In body camera footage released by the city of Rochester, New York, the young girl can be heard wailing and crying, and at one point she says: “Officer, please don’t do this to me.”
The officer responds: “You did it to yourself, hon.”
Mayor Lovely Warren released 90 minutes of new footage on Thursday in order to provide transparency as an investigation continues.
The initial video of the 29 January incident showed officers spraying a chemical irritant into the face of the handcuffed child. The city suspended those involved in detaining the young girl.
In the new video, which has been blurred by police to protect the family’s identity, the distraught child repeatedly cries for her father and complains that her eyes are burning.
She asks multiple times when the ambulance will come to clean the pepper spray from her eyes. An officer tells her an ambulance is on its way but is being held up by snow on the roads.
The young girl also begs to have the handcuffs removed as the liquid is running into her mouth.
As the wait for the ambulance continues, an officer tells her: “If you stick your head towards the window the cold air is going to feel nice.”
“It’s burning too bad,” she cries.
“It’s supposed to burn.
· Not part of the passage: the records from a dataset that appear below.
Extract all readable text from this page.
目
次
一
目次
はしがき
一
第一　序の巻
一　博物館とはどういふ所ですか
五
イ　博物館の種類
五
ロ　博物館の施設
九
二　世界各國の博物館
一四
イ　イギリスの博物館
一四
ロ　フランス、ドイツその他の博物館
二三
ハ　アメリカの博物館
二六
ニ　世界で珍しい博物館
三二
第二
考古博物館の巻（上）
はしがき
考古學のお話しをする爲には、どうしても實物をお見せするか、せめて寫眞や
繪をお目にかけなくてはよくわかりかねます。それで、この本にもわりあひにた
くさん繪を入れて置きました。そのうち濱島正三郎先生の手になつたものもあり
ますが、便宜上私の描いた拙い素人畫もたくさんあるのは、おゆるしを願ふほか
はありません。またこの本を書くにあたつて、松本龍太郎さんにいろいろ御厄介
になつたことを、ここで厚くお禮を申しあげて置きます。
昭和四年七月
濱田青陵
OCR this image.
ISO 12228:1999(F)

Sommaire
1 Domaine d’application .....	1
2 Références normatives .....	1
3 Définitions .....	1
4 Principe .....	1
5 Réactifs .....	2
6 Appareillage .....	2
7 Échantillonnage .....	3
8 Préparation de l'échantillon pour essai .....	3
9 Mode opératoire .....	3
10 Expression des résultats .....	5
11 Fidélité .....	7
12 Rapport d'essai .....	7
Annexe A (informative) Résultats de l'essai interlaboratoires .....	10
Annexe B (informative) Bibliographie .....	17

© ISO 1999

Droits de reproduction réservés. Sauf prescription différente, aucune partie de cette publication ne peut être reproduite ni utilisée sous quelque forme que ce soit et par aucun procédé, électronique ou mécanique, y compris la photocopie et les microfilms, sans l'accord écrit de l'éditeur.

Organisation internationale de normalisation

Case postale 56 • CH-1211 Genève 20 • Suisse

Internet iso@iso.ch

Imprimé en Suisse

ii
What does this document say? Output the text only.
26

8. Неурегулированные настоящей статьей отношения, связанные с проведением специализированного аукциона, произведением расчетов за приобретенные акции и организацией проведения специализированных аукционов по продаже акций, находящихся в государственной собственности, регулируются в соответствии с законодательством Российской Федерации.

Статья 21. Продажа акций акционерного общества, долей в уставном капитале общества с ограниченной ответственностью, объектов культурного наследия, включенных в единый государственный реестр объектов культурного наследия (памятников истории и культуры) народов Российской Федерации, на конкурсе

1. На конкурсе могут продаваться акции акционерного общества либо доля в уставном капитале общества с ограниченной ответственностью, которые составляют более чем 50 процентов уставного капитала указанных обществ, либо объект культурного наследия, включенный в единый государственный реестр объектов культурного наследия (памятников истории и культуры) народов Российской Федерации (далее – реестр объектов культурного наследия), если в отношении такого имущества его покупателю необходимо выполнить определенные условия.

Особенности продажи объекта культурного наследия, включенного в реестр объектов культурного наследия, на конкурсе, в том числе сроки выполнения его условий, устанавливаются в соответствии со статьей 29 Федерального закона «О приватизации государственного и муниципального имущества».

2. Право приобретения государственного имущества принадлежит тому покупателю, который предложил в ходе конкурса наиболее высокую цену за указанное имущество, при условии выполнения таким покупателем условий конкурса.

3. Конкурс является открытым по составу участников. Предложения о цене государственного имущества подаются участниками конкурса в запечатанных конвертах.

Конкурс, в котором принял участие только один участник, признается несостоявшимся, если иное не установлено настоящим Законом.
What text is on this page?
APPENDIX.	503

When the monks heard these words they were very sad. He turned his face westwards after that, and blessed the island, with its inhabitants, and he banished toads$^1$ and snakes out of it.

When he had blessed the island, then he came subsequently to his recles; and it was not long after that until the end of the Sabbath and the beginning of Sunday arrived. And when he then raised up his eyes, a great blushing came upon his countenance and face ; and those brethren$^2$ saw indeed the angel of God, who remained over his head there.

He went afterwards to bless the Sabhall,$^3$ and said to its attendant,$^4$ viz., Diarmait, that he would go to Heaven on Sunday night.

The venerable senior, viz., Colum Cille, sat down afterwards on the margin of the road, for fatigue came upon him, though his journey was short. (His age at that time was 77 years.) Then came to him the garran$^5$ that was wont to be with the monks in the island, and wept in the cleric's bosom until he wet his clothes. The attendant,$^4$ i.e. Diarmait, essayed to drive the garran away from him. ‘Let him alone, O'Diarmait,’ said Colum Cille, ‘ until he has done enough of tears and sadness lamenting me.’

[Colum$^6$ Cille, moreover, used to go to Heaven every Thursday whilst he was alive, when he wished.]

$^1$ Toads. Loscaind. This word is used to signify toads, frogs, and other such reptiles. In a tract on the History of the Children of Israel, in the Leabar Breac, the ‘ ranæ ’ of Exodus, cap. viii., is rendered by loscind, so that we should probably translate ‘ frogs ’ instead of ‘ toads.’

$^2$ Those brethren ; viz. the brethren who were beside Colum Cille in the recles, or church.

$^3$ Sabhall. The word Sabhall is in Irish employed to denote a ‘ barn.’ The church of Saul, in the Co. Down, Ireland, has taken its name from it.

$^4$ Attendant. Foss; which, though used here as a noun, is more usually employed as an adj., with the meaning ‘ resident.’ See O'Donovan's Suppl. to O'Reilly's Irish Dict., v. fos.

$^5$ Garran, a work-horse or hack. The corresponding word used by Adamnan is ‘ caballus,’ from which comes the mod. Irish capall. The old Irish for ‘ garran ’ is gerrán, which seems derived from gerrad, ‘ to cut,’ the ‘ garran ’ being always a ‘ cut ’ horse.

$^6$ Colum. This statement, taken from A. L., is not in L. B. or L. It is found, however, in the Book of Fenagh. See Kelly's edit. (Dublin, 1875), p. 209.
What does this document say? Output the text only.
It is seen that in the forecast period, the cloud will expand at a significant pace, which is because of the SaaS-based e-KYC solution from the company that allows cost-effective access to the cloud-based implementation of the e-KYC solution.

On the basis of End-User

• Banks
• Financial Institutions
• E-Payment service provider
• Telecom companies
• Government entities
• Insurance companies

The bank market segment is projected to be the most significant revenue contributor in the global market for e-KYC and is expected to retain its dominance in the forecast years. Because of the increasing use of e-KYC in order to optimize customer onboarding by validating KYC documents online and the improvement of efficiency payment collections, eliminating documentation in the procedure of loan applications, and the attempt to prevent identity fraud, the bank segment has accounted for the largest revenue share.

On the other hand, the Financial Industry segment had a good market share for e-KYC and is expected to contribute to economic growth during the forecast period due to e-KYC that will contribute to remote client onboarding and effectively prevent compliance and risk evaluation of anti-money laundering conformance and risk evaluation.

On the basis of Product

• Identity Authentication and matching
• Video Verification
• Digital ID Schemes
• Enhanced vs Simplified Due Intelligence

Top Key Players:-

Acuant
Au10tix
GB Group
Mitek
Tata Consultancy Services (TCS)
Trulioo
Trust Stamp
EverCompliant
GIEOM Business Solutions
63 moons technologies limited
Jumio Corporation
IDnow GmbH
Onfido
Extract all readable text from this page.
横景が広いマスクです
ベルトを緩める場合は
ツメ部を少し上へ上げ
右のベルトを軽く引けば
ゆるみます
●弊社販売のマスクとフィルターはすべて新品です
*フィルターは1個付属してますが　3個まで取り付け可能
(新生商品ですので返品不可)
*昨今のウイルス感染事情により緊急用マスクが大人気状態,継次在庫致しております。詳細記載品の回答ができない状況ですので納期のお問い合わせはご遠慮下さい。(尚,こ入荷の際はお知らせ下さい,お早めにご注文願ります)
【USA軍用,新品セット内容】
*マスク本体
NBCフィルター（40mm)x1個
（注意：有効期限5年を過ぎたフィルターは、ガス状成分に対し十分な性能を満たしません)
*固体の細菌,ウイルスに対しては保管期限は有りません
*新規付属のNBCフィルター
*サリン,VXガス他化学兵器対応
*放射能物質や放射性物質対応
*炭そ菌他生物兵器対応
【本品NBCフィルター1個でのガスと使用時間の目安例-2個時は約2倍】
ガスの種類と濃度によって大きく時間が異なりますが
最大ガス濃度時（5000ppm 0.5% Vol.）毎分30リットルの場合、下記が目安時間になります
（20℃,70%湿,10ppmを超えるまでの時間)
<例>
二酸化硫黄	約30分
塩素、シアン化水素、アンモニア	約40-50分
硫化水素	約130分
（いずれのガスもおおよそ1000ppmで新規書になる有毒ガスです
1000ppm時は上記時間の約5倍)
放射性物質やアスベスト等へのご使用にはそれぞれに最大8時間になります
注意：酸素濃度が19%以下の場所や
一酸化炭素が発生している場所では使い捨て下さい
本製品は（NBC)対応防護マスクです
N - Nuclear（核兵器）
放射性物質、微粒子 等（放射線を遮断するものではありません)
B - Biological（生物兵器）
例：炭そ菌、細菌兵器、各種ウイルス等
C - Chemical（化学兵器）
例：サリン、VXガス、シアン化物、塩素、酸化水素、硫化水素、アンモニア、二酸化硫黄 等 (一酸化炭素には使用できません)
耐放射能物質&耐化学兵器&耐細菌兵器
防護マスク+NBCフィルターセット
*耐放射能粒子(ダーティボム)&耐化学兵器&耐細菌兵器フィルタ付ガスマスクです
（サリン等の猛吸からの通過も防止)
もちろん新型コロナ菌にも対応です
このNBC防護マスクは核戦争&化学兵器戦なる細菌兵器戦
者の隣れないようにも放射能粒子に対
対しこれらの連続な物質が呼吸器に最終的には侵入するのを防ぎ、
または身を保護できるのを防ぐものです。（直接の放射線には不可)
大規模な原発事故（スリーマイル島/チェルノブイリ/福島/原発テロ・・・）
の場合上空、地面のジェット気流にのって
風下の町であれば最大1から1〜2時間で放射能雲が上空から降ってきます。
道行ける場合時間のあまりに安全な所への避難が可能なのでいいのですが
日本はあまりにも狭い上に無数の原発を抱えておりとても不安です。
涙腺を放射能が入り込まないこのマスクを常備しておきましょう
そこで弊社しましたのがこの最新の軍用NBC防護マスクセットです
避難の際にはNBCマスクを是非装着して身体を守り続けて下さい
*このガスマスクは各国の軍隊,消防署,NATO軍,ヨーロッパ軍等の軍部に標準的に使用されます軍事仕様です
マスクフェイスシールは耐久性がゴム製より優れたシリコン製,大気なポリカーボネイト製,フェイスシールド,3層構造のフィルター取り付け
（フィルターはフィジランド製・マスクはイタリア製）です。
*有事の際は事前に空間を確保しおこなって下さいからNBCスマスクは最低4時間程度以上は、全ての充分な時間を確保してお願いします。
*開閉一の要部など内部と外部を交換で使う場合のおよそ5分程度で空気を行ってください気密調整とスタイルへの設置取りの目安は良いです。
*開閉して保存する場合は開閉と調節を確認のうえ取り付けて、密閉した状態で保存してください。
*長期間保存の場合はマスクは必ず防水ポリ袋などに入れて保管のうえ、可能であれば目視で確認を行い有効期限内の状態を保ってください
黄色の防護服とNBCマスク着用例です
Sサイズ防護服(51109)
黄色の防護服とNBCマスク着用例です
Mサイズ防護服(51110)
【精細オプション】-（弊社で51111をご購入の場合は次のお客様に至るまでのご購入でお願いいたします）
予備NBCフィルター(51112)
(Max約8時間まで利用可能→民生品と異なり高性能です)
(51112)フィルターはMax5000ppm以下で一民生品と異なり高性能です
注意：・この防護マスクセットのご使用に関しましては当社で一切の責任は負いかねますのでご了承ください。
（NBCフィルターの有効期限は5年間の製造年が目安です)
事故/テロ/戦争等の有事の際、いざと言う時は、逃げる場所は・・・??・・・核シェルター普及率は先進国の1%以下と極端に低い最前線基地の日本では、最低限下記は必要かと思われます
It’s called pepper spray,” an officer responds.
The incident last week began when the child was pursued by nine officers who were called to a report of “family trouble”, the Associated Press reported.
At a press conference on Saturday, Rochester Police Department alleged that officers were “required” to restrain the child on the floor because she had kicked at them, and refused to get into a patrol car. They then administered the spray.
“For the minor’s safety and at the request of the custodial parent on scene,” the child was handcuffed and put in the back of a police car as they waited for an ambulance to arrive, the department added.
At Sunday’s news conference, Police Chief Cynthia Herriott-Sullivan described the irritant as pepper spray and declined to defend the officers’ actions.
“I’m not going to stand here and tell you that for a nine-year-old to have to be pepper-sprayed is OK. It’s not,” said the police chief.
“I don’t see that as who we are as a department, and we’re going to do the work we have to do to ensure that these kinds of things don’t happen,” she added.
The girl was eventually taken to Rochester General Hospital, “where she received the services and care that she needed,” before being released to her family the police said.
Rochester’s police department has come under fire since the death of Daniel Prude last year after officers put a hood over the black man’s head and pressed his face into the pavement.